Ich bin immer noch ganz begeistert von diesem tollen Erlebnis - und wenn es irgend geht, werde ich beim nächsten Mal wieder teilnehmen.
Meinen Mantel gibt es nächste Woche bei MMM zu sehen - denn der wurde schon fleißig ausgeführt. Und er wird mich immer an mein erstes Nähbloggerinnentreffen erinnern!
Die Geschichten der anderen Teilnehmerinnen werden hier (<klick>) gesammelt. Viel Spaß bei der Nachlese.
4 Kommentare:
Ein toller Bericht und mein Bügelbrett wurde auch gezeigt!
Es war super nett mit dir!
LG Monika
Das hast du sehr schön geschrieben, meine Liebe und vielen Dank für die Lorbeeren. Es hat mir sehr viel Spaß gemacht mit dir zu arbeiten und würde mich sehr freuen, dich wieder zu sehen. Lg Anna
Oh ja, Anna, das wäre toll! Immerhin bin ich ja mitsamt Trenchjacke letzte Woche knapp bei dir vorbeigefahren :)

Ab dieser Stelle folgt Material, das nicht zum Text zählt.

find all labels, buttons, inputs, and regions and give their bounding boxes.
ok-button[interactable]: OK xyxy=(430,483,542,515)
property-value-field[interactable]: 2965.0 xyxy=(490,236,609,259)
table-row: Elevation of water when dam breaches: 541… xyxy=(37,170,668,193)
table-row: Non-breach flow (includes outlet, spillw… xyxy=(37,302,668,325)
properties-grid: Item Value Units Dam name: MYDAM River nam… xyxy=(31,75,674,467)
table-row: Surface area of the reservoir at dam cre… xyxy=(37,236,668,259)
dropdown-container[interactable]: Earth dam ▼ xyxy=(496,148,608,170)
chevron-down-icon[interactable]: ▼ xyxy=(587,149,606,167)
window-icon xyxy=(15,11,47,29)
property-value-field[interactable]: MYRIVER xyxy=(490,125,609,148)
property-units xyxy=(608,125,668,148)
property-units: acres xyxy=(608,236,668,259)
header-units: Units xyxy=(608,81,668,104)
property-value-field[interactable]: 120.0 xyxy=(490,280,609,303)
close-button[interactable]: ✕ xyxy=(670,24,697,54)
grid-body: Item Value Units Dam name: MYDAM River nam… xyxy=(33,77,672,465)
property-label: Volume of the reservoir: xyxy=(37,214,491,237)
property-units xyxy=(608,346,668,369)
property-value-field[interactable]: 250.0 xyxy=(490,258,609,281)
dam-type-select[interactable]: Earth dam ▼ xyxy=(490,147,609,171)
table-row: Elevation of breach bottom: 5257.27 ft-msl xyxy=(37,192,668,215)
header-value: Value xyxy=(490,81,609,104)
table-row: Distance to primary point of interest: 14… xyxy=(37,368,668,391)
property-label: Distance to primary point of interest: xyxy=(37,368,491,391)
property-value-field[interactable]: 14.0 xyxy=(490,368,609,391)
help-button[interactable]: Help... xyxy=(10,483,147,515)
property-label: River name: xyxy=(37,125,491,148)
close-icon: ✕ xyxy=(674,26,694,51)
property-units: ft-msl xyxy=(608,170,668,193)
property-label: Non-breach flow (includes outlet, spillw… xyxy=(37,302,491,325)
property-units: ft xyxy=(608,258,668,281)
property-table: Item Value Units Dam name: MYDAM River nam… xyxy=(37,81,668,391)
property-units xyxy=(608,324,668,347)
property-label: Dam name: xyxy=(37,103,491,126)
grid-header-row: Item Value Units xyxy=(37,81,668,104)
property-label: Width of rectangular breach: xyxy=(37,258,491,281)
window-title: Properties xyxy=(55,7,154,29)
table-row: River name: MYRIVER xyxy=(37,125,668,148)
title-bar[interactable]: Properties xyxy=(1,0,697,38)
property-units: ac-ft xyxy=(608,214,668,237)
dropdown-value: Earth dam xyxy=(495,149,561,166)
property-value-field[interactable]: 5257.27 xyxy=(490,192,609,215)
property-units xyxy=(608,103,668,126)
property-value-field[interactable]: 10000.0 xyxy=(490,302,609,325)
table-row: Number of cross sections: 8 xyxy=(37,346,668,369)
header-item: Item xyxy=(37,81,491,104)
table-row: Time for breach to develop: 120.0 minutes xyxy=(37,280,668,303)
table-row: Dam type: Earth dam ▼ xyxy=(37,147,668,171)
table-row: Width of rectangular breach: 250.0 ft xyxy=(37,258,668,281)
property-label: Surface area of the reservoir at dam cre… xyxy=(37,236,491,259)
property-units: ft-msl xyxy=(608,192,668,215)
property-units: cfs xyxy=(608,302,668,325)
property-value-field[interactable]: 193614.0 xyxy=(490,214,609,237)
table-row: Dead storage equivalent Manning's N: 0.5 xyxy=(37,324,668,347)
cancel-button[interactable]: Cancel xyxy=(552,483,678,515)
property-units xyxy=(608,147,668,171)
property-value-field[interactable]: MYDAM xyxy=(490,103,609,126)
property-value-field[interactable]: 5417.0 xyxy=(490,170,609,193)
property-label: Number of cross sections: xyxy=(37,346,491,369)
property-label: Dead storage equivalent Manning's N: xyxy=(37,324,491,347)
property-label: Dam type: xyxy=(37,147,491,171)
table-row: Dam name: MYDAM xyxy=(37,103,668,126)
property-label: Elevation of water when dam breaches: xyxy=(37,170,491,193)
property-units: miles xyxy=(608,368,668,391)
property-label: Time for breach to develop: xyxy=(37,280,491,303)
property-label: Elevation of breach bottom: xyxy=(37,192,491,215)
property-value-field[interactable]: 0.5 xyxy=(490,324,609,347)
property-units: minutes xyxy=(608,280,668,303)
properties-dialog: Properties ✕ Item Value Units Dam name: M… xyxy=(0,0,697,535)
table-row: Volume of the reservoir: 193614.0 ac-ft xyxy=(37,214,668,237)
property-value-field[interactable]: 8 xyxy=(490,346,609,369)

Ja, liebe Sandra, da muss ich Anna recht geben. Du hast das Ganze sehr schön beschrieben und ich bin ganz neugierig, was die anderen nähverrückten Frauen alles über diese tollen Tage schreiben werden.Ich fand ja, dass es für alle Frauen ganz selbstverständlich war, zu helfen, oder gemeinsam Ideen zu entwickeln, oder, oder ...Mir persönlich hat genau das sehr viel Spass gemacht, denn durch dieses gemeinsame Helfen und die Gespräche und Tipps der anderen, dadurch lerne ich immer wieder dazu. Ich bin erst seit gestern aus meinem Urlaub zurück, werde aber auch noch ein paar Zeilen über diese schöne gemeinsame Zeit schreiben. Schade war ja wirklich, dass ich am Sonntag schon so früh fahren musste. Aber durch die diversen Artikel darüber kann ich in Gedanken doch nachträglich noch dabei sein. Sehr gespannt bin ich darauf, Deinen Mantel beim MMM zu sehen, ich meine, so richtig fertig, mit allem Drum und Dran. Es war toll, Dich und die anderen Mädels kennen zu lernen.